TM: What are the opportunities you see going forward? 

Rhame: Utility and communications companies are in much better positions than they have been in a long time. For utilities, it starts with renewable energy. Companies have a chance to remake the entire power grid, earn a regulated return on the amount of invested capital, and have significant earnings growth. It’s all possible because the cost of renewable energy has fallen dramatically. Right now, the cheapest form of power available is from a wind farm in the central part of the United States. Many utilities can shut down existing coal and nuclear power plants, replace them with brand new wind and solar, and save customers money. Battery storage costs have fallen as well, and many companies are looking at combining batteries, wind, and solar to solve many of the reliability issues.

The programs are very popular.
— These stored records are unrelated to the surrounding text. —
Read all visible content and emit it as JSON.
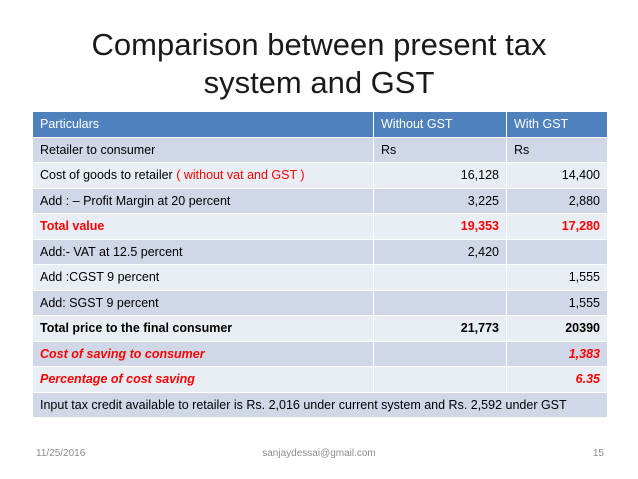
{
  "title": {
    "line1": "Comparison between present tax",
    "line2": "system and GST"
  },
  "table": {
    "headers": [
      "Particulars",
      "Without GST",
      "With GST"
    ],
    "rows": [
      {
        "label": "Retailer to consumer",
        "without": "Rs",
        "with": "Rs"
      },
      {
        "label": "Cost of goods to retailer",
        "label_note": "( without vat and GST )",
        "without": "16,128",
        "with": "14,400"
      },
      {
        "label": "Add : – Profit Margin at 20 percent",
        "without": "3,225",
        "with": "2,880"
      },
      {
        "label": "Total value",
        "without": "19,353",
        "with": "17,280"
      },
      {
        "label": "Add:- VAT at 12.5 percent",
        "without": "2,420",
        "with": ""
      },
      {
        "label": "Add :CGST 9 percent",
        "without": "",
        "with": "1,555"
      },
      {
        "label": "Add: SGST 9 percent",
        "without": "",
        "with": "1,555"
      },
      {
        "label": "Total price to the final consumer",
        "without": "21,773",
        "with": "20390"
      },
      {
        "label": "Cost of saving to consumer",
        "without": "",
        "with": "1,383"
      },
      {
        "label": "Percentage of cost saving",
        "without": "",
        "with": "6.35"
      }
    ],
    "note": "Input tax credit available to retailer is Rs. 2,016 under current system  and Rs. 2,592 under GST"
  },
  "footer": {
    "date": "11/25/2016",
    "email": "sanjaydessai@gmail.com",
    "page": "15"
  },
  "colors": {
    "header_bg": "#4f81bd",
    "row_odd": "#d0d8e8",
    "row_even": "#e9edf4",
    "highlight_red": "#ff0000"
  }
}
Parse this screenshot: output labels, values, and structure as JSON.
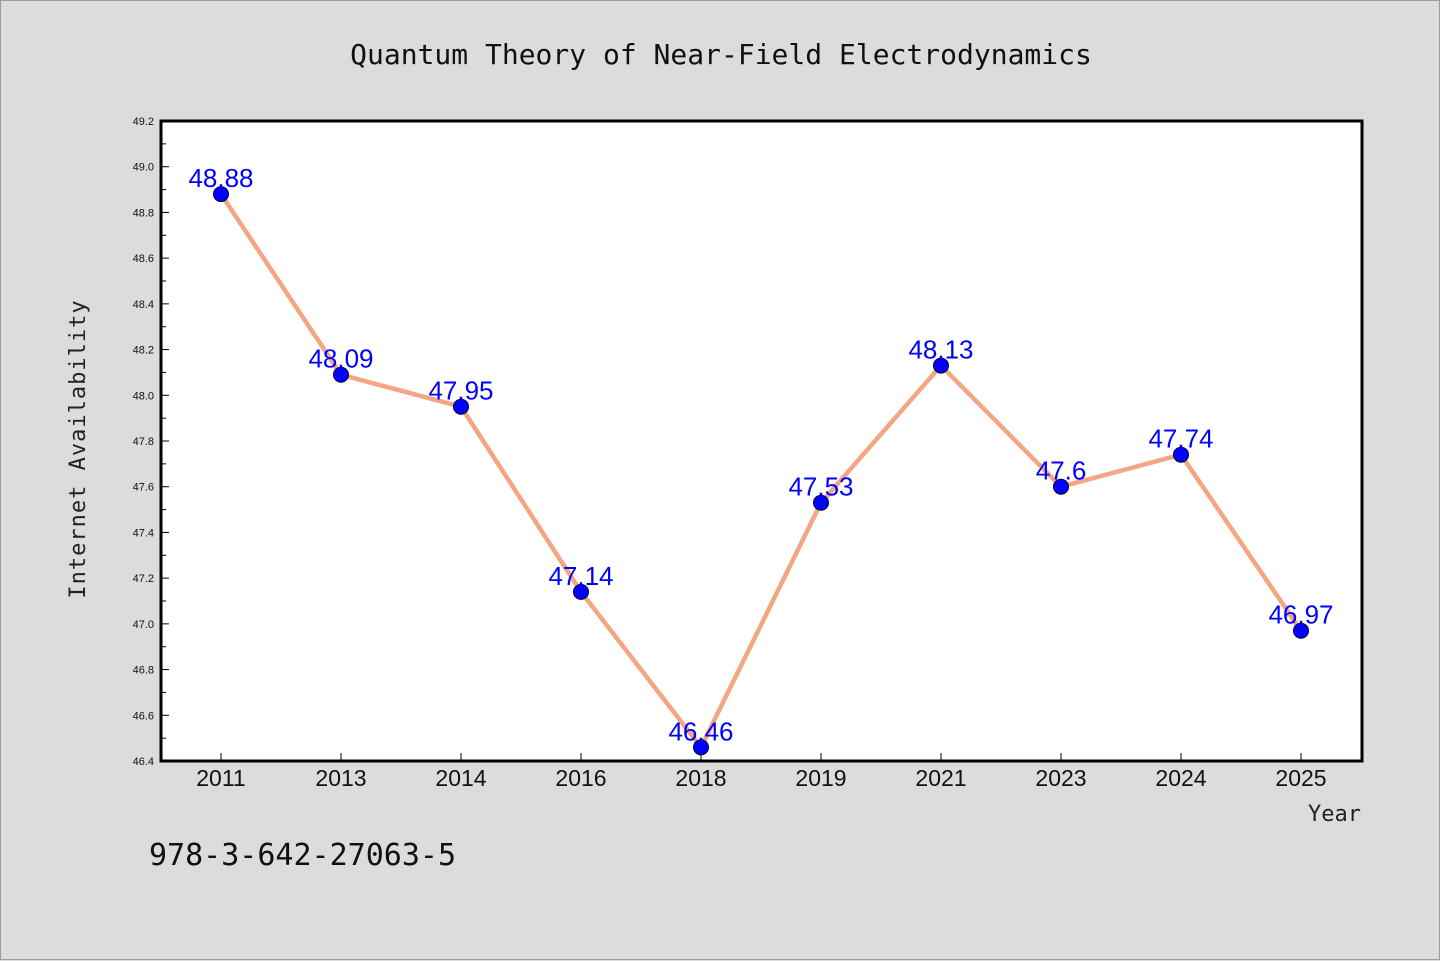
{
  "chart_data": {
    "type": "line",
    "title": "Quantum Theory of Near-Field Electrodynamics",
    "xlabel": "Year",
    "ylabel": "Internet Availability",
    "categories": [
      "2011",
      "2013",
      "2014",
      "2016",
      "2018",
      "2019",
      "2021",
      "2023",
      "2024",
      "2025"
    ],
    "series": [
      {
        "values": [
          48.88,
          48.09,
          47.95,
          47.14,
          46.46,
          47.53,
          48.13,
          47.6,
          47.74,
          46.97
        ],
        "data_labels": [
          "48.88",
          "48.09",
          "47.95",
          "47.14",
          "46.46",
          "47.53",
          "48.13",
          "47.6",
          "47.74",
          "46.97"
        ],
        "line_color": "#f4a582",
        "marker_color": "#0000ff"
      }
    ],
    "ylim": [
      46.4,
      49.2
    ],
    "yticks": [
      "46.4",
      "46.6",
      "46.8",
      "47.0",
      "47.2",
      "47.4",
      "47.6",
      "47.8",
      "48.0",
      "48.2",
      "48.4",
      "48.6",
      "48.8",
      "49.0",
      "49.2"
    ],
    "grid": false,
    "legend": false
  },
  "footnote": "978-3-642-27063-5",
  "colors": {
    "background": "#dcdcdc",
    "plot_area": "#ffffff",
    "data_label": "#0000ff"
  }
}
People love the cleaner air, the projects create jobs, and customer bills go down. Renewable costs should continue to decline making the economic incentive to change the power grid even stronger in the future. Well-run utilities should have the ability to grow earnings consistently in the mid to high single digit range for the next decade. As the market gains confidence in the consistency of that earnings growth, we think it could result in higher valuations.

On the communications side, broadband cable, wireless towers, and data centers are well positioned. Cable companies should be able to continue to gain market share in high margin residential broadband and business service segments. Network and product quality improvements are helping to reduce costs resulting in improving cash flow dynamics.

Growth in the wireless tower sector is set to improve once the Sprint/T-Mobile merger is resolved. Whether the merger goes through or not, competition in wireless should intensify, forcing the carriers to differentiate with better network quality. There is a significant amount of new spectrum is waiting to be deployed that will drive strong growth for the tower companies over the next several years. Data centers will benefit from what we believe will be a long-term secular trend of businesses outsourcing IT and using shared telecom infrastructure.